Sambil menatap mata Ananta Kalila segera menutup jendel mobilnya dan berkata "Iya, aku akan segera pulang!" dengan wajah ketusnya Kalila segera menjalankan mobilnya dengan cepat.
Belum berjalan jauh mobilku malah mogok mendadak. Aku langsung panik dan juga bingung. Mengapa bisa mobilku mendadak tak bisa berjalan, padahal keadaan awalnya baik-baik saja. aku sedikit gugup dan juga sangat panik.
Segeralah aku keluar dari dalam mobilku. Memandang sekitar jalanan. Tapi memang nasibku yang agak apes banget. Tumben banget jalanan ini sangat sepi tak ada yang lewat. Padalal jalanan sebesar ini biasanya ramai.

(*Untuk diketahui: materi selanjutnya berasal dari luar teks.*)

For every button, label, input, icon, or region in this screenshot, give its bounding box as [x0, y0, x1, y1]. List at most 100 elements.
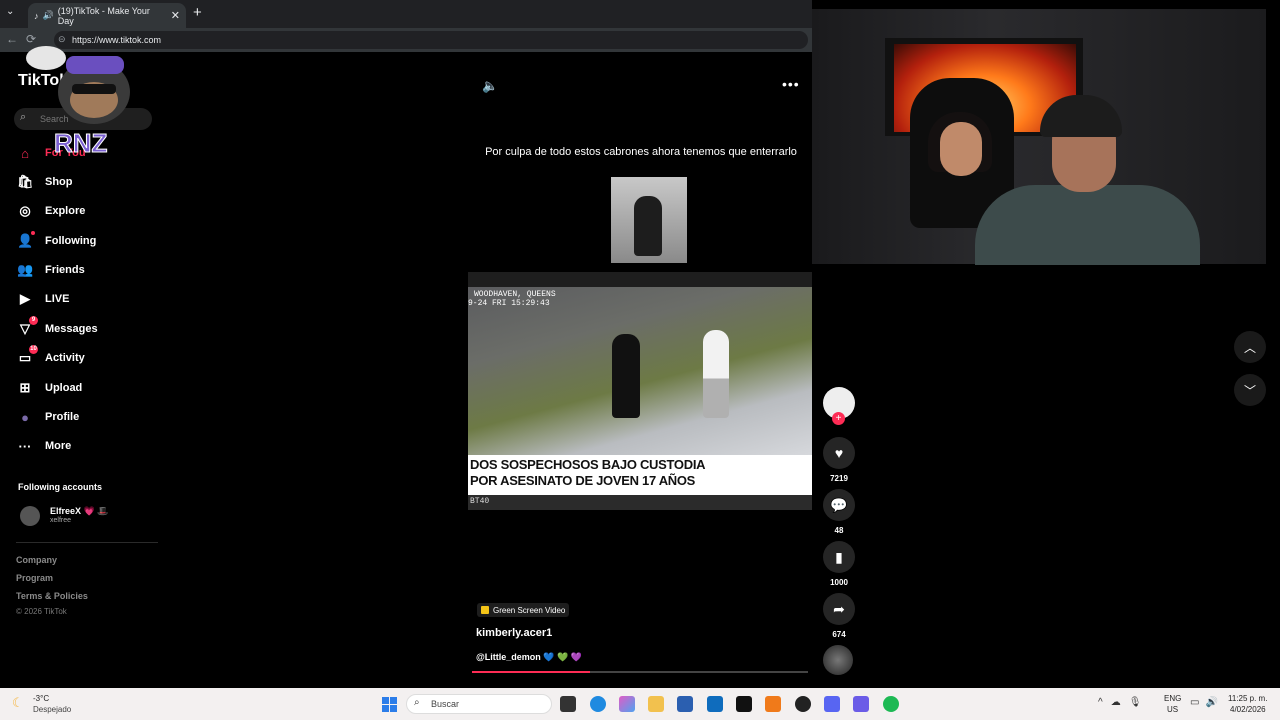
edge-browser-icon[interactable] [590, 696, 606, 712]
like-button[interactable]: ♥ [823, 437, 855, 469]
tab-close-icon[interactable]: ✕ [171, 9, 180, 22]
live-icon: ▶ [20, 291, 30, 306]
person-icon: 👤 [17, 231, 35, 248]
footer-link-program[interactable]: Program [16, 573, 53, 583]
svg-text:RNZ: RNZ [54, 128, 108, 158]
volume-icon[interactable]: 🔈 [482, 78, 498, 94]
sound-disc[interactable] [823, 645, 853, 675]
tiktok-app-icon[interactable] [736, 696, 752, 712]
sidebar-item-label: Following [45, 235, 97, 247]
chyron-code: BT40 [470, 497, 490, 506]
orange-app-icon[interactable] [765, 696, 781, 712]
upload-icon: ⊞ [19, 380, 31, 395]
notification-dot [31, 231, 35, 235]
tab-list-icon[interactable]: ⌄ [6, 6, 14, 17]
video-scene [468, 287, 812, 455]
sidebar-item-label: Friends [45, 264, 85, 276]
next-video-button[interactable]: ﹀ [1234, 374, 1266, 406]
chevron-up-icon: ︿ [1243, 340, 1256, 355]
sidebar-item-label: Messages [45, 323, 98, 335]
video-location-overlay: WOODHAVEN, QUEENS [474, 290, 556, 299]
sidebar-item-live[interactable]: ▶ LIVE [17, 288, 157, 310]
messages-badge: 9 [29, 316, 38, 325]
right-edge [1266, 28, 1280, 688]
keyboard-layout[interactable]: US [1167, 705, 1178, 714]
effect-label: Green Screen Video [493, 605, 566, 615]
inset-figure [634, 196, 662, 256]
discord-icon[interactable] [824, 696, 840, 712]
sidebar-item-label: More [45, 440, 72, 452]
system-tray-icons[interactable]: ^☁🎙 [1098, 697, 1149, 708]
like-count: 7219 [830, 474, 848, 483]
save-button[interactable]: ▮ [823, 541, 855, 573]
sidebar-item-messages[interactable]: ▽ 9 Messages [17, 316, 157, 340]
sidebar-item-label: Profile [45, 411, 80, 423]
account-name[interactable]: ElfreeX 💗 🎩 [50, 506, 108, 517]
bookmark-icon: ▮ [835, 548, 843, 565]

Aku tak punya pilihan lain selain menghubungi Ananta lagi. Mungkin ini terdengar sangat konyol atau bahkan menjijikan sekali, karena bisa-bisanya aku menghubungi Ananta lagi dan lagi tanpa henti. Seperti aku ini wanita yang sedikit liar yang tak bisa jauh dari pacar sewaanku itu.
Kalila segera mengeluarkan ponselnya dan segera menelepon Ananta, namun sayangnya Ananta tak mengangkat teleponku itu. Aku coba lagi namun tetap saja Ananta tak mau mengangkat teleponku ini. Hatiku menjerit emosi, sangat kesal luar biasa pada Ananta. Di saat yang seperti ini, Ananta malah tak mau mengangkat teleponku ini. Dasar bregsek umpatku begitu.
"Ananta, aku tunggu kamu di Jalan Cempaka. Aku butuh pertolongan kamu sekarang juga. Mobilku mogok secara tiba-tiba dan aku tak bisa menanganinya seorang diri. Aku mohon kamu datang ya... please!" ucapku lewat pesan WhatsApp.
Berharap Ananta membaca pesanku itu. Karena jujur aku sangat takut sendirian di jalan yang sepi seperti ini. Tak ada satupun orang yang melintas, bulu kudukku merinding sekali. Pikiran tentang hal-hal yang menakutkan mulai berkecambuk di pikiranku. Aku takut jika ada pejahat yang tiba-tiba lewat dan ingin mencelakai diriku bagaimana? Aku semakin takut di buatnya. Sedangkan Ananta belum juga membalas pesanku itu, bahkan mengangkat teleponku juga tidak. Sesibuk itukah Ananta.